You can also use the Python library for OpenAI as well. To use it against Ollama you just need to change some context

from openai import OpenAI

client = OpenAI(
    base_url = 'http://localhost:11434/v1',
    api_key='ollama', # required, but unused
)

response = client.chat.completions.create(
  model="llama2",
  messages=[
    {"role": "system", "content": "You are a helpful assistant."},
    {"role": "user", "content": "Who won the world series in 2020?"},
    {"role": "assistant", "content": "The LA Dodgers won in 2020."},
    {"role": "user", "content": "Where was it played?"}
  ]
)
print(response.choices[0].message.content)

Ollama can also handle GGUF. GGUF is a file format for storing models for inference with GGML and executors based on GGML. GGUF is a binary format that is designed for fast loading and saving of models, and for ease of reading.For instance, you can import GGUF models using a Modelfile.
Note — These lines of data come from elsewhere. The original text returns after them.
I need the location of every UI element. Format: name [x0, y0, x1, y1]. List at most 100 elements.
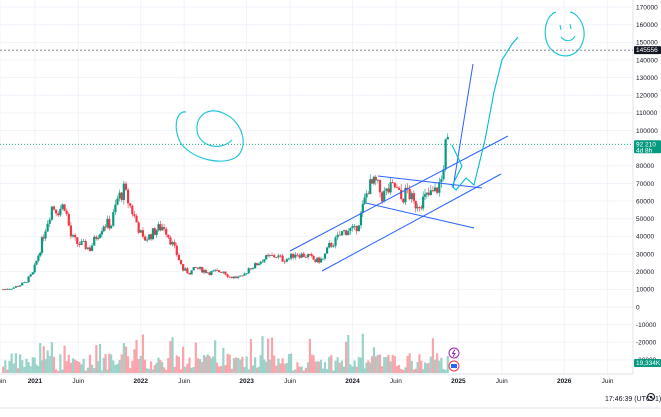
volume-bar	[208, 356, 211, 373]
volume-bar	[6, 369, 9, 373]
volume-bar	[78, 361, 81, 373]
flag-icon	[451, 364, 457, 368]
candle-body	[169, 237, 172, 245]
price-axis[interactable]: -30000-20000-100000100002000030000400005…	[636, 4, 658, 364]
volume-bar	[110, 354, 113, 373]
candle-body	[294, 254, 297, 258]
candle-body	[218, 270, 221, 272]
candle-body	[78, 243, 81, 245]
volume-bar	[281, 358, 284, 373]
volume-bar	[86, 367, 89, 373]
candle-body	[395, 187, 399, 189]
candle-body	[347, 231, 350, 236]
volume-bar	[300, 366, 303, 373]
candle-body	[44, 231, 47, 239]
trend-line-lower	[321, 173, 502, 272]
volume-bar	[351, 366, 354, 373]
volume-bar	[69, 362, 73, 373]
volume-bar	[353, 360, 356, 373]
volume-bar	[395, 366, 399, 373]
candle-body	[261, 261, 264, 263]
candle-body	[359, 212, 363, 226]
volume-bar	[314, 361, 317, 373]
volume-bar	[14, 353, 17, 373]
volume-bar	[279, 363, 282, 373]
candle-body	[98, 234, 102, 238]
candle-body	[48, 219, 51, 224]
candle-body	[173, 242, 176, 246]
volume-bar	[50, 342, 53, 373]
candle-body	[95, 236, 98, 239]
volume-bar	[98, 343, 102, 373]
candle-body	[151, 228, 155, 240]
volume-bar	[210, 358, 213, 373]
volume-bar	[157, 357, 160, 373]
candle-body	[402, 199, 405, 203]
candle-body	[157, 224, 160, 231]
candle-body	[10, 288, 13, 290]
volume-bar	[277, 358, 280, 373]
volume-bar	[204, 356, 207, 373]
price-tick-label: 160000	[636, 22, 658, 29]
candle-body	[31, 272, 34, 275]
time-axis[interactable]: Juin 2021 Juin 2022 Juin 2023 Juin 2024 Juin 2025…	[0, 378, 614, 385]
volume-bar	[234, 357, 238, 373]
volume-bar	[265, 361, 268, 373]
time-tick-label: Juin	[496, 378, 508, 385]
candle-body	[389, 182, 392, 193]
volume-bar	[318, 361, 321, 373]
candle-body	[226, 274, 229, 277]
candle-body	[304, 256, 308, 258]
candle-body	[440, 179, 443, 183]
volume-bar	[249, 338, 252, 373]
time-tick-label: 2023	[239, 378, 254, 385]
volume-bar	[126, 356, 130, 373]
volume-bar	[52, 356, 56, 373]
volume-bar	[378, 354, 382, 373]
volume-bar	[150, 361, 153, 373]
volume-bar	[367, 360, 370, 373]
sad-face-doodle	[175, 110, 244, 162]
volume-bar	[218, 366, 221, 373]
price-tick-label: -10000	[636, 322, 657, 329]
volume-bar	[296, 362, 299, 373]
candle-body	[302, 253, 305, 257]
volume-bar	[222, 347, 225, 373]
volume-bar	[287, 354, 291, 373]
candlesticks	[2, 133, 449, 291]
volume-bar	[161, 362, 164, 373]
time-tick-label: 2025	[451, 378, 466, 385]
candle-body	[292, 253, 295, 258]
volume-bar	[44, 359, 47, 373]
volume-bar	[263, 359, 266, 373]
candle-body	[265, 255, 268, 260]
candle-body	[254, 263, 257, 269]
volume-bar	[8, 360, 11, 373]
volume-bar	[304, 367, 308, 373]
volume-bar	[310, 354, 313, 373]
candle-body	[361, 203, 364, 213]
candle-body	[310, 254, 313, 256]
volume-bar	[425, 363, 428, 373]
event-icons[interactable]	[448, 347, 460, 372]
candle-body	[383, 190, 386, 202]
candle-body	[370, 179, 374, 184]
candle-body	[259, 261, 262, 264]
price-tick-label: 150000	[636, 40, 658, 47]
candle-body	[97, 237, 100, 239]
candle-body	[27, 276, 30, 283]
volume-bar	[372, 347, 376, 373]
candle-body	[37, 255, 40, 261]
volume-bar	[167, 357, 170, 373]
candle-body	[177, 254, 180, 261]
drawing-annotations	[175, 11, 585, 272]
candle-body	[116, 198, 119, 205]
candle-body	[365, 193, 368, 198]
candle-body	[241, 275, 244, 277]
candle-body	[76, 237, 79, 244]
candle-body	[400, 189, 403, 200]
volume-bar	[171, 337, 174, 373]
settings-gear-icon[interactable]	[647, 393, 655, 401]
Create a file named Modelfile with a FROM instruction pointing to the local filepath of the model you want to import. Then, create the model in Ollama:

For instance here I have downloaded a fine-tuned Mistral model called NorskGPT, (which I have downloaded from Hugginface bineric/NorskGPT-Mistral-7b · Hugging Face) If I want to run that in ollama I just create a modelfile like this

Then run the command to import the model into Ollama

ollama create example -f Modelfile

Then I can run a prompt directly to the LLM. Sorry the picture below is in Norwegian, but the command I am using is ollama run example: latest “PROMPT HERE” and click enter

This will then generate the output that you have seen here.